La sifilide è un’infezione sessualmente trasmessa causata dal batterio Treponema pallidum, una delle principali malattie batteriche trasmissibili a livello mondiale. Colpisce uomini e donne e si manifesta in stadi distinti, dai segni locali iniziali fino a coinvolgere pelle, mucose e, nei casi avanzati, organi interni come cuore e sistema nervoso. L’infezione può essere acquisita attraverso rapporti sessuali o, nei neonati, trasmessa dalla madre al feto durante la gravidanza o al parto, con conseguenze gravi. La sifilide può rimanere silente per mesi o anni, e la diagnosi precoce è fondamentale per prevenire complicanze permanenti.

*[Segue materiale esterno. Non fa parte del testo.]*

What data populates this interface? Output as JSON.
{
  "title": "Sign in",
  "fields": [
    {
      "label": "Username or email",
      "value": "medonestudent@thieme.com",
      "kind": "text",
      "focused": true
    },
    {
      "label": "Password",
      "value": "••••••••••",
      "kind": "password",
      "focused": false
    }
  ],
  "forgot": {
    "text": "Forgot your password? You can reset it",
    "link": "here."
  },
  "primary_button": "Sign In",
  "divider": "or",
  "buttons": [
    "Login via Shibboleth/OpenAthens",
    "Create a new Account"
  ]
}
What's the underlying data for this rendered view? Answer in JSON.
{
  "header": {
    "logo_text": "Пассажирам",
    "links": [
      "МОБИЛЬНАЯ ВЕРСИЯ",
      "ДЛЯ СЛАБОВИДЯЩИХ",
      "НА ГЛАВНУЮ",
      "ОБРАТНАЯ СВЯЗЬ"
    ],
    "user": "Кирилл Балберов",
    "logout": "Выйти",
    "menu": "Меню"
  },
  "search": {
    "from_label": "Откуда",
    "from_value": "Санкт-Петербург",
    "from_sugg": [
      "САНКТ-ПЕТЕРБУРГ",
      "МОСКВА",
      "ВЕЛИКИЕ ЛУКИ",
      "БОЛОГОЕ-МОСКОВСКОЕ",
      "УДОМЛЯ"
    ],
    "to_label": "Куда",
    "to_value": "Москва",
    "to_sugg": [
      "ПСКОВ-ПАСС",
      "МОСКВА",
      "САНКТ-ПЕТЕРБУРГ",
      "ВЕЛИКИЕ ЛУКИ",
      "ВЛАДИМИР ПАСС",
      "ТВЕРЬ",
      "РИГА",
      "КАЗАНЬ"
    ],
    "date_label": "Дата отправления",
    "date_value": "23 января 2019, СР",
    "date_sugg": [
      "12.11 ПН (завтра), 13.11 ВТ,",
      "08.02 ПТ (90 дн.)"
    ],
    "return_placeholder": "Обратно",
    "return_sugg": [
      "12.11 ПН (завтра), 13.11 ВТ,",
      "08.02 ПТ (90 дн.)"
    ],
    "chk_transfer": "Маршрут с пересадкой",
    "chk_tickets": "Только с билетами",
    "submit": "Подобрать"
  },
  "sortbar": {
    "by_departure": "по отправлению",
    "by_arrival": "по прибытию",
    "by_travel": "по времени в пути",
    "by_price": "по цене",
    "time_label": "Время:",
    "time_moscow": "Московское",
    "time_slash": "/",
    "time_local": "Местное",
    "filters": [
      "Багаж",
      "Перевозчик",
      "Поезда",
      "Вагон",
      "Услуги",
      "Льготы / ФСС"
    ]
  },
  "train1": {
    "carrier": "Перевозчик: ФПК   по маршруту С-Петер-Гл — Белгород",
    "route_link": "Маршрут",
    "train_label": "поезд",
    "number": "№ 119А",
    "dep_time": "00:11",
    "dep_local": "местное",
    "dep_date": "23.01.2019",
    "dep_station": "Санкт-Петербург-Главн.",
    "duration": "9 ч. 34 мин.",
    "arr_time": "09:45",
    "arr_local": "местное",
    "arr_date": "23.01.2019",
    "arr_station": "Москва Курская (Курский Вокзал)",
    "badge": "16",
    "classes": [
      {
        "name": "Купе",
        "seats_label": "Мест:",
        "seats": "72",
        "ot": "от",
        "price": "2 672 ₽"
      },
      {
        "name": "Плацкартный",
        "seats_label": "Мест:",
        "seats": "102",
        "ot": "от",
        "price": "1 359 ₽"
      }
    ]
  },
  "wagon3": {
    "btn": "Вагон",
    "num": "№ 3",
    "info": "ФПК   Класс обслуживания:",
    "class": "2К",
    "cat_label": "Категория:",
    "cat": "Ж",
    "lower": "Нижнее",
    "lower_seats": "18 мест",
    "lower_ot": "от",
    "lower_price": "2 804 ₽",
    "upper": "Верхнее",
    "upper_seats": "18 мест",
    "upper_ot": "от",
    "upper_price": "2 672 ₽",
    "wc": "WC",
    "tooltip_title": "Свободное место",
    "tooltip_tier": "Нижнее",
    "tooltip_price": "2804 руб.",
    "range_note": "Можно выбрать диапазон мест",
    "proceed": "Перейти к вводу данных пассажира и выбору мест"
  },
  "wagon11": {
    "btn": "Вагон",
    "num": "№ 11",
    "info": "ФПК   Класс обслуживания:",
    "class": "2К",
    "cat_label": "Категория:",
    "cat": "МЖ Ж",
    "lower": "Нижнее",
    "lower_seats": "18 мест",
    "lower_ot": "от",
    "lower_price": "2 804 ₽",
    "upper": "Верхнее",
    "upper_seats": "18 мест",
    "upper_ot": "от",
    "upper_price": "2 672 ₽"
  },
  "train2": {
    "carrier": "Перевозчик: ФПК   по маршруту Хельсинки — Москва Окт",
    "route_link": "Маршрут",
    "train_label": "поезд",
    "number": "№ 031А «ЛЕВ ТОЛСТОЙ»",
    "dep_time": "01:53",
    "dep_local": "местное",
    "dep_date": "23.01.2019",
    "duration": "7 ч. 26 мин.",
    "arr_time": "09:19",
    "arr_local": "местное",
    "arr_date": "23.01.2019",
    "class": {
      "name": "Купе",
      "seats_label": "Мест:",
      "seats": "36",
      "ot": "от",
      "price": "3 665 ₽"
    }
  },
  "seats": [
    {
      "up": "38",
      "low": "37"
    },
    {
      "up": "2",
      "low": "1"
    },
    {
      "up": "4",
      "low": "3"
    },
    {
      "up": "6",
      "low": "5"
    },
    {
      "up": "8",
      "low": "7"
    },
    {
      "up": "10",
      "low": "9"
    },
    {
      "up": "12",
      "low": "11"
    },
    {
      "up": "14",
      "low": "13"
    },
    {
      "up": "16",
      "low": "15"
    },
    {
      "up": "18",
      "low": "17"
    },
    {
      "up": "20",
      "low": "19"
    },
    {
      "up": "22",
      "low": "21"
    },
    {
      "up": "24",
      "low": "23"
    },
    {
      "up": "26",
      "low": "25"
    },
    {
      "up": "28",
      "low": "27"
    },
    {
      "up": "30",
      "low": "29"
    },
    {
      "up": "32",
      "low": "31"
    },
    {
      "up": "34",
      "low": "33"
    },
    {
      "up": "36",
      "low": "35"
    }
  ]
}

Se trattata correttamente, l’infezione può guarire completamente senza lasciare esiti.

Sifilide

Le cause della patologia.

La sifilide si trasmette principalmente tramite rapporti sessuali vaginali, anali e orali, ma anche attraverso sangue infetto. La madre infetta può trasmettere la malattia al feto, determinando sifilide congenita, con rischio maggiore nelle prime fasi dell’infezione materna. La gravità dell’infezione fetale aumenta se la malattia progredisce, causando aborto, morte in utero, idrope fetale, ritardo di crescita o parto pretermine. Negli adulti, l’infezione si manifesta inizialmente con lesioni indolenti a livello genitale o orale, seguite da eruzioni cutanee, linfonodi ingrossati e possibili sintomi sistemici. La malattia può progredire verso fasi latenti o tardive, coinvolgendo cuore, nervi, ossa e altri organi, con danni gravi se non trattata.

Diagnosi e cura

Come all’istituto curiamo la patologia.

La diagnosi si basa su test sierologici che rilevano anticorpi specifici contro il batterio e la risposta immunitaria dell’organismo, distinguendo tra test treponemici, utilizzati per confermare l’infezione, e test non treponemici, utili per monitorare l’evoluzione della malattia. Il trattamento principale è rappresentato dalla penicillina somministrata per via parenterale, con dosaggi e durata variabili in base allo stadio clinico. È necessario evitare rapporti sessuali fino alla completa guarigione e sottoporre a test e terapia anche i partner sessuali. La prevenzione comprende l’uso del preservativo, la riduzione dei partner sessuali e lo screening sierologico nelle donne in gravidanza o nei contatti a rischio, mentre il follow-up clinico e sierologico conferma la guarigione e riduce il rischio di reinfezione.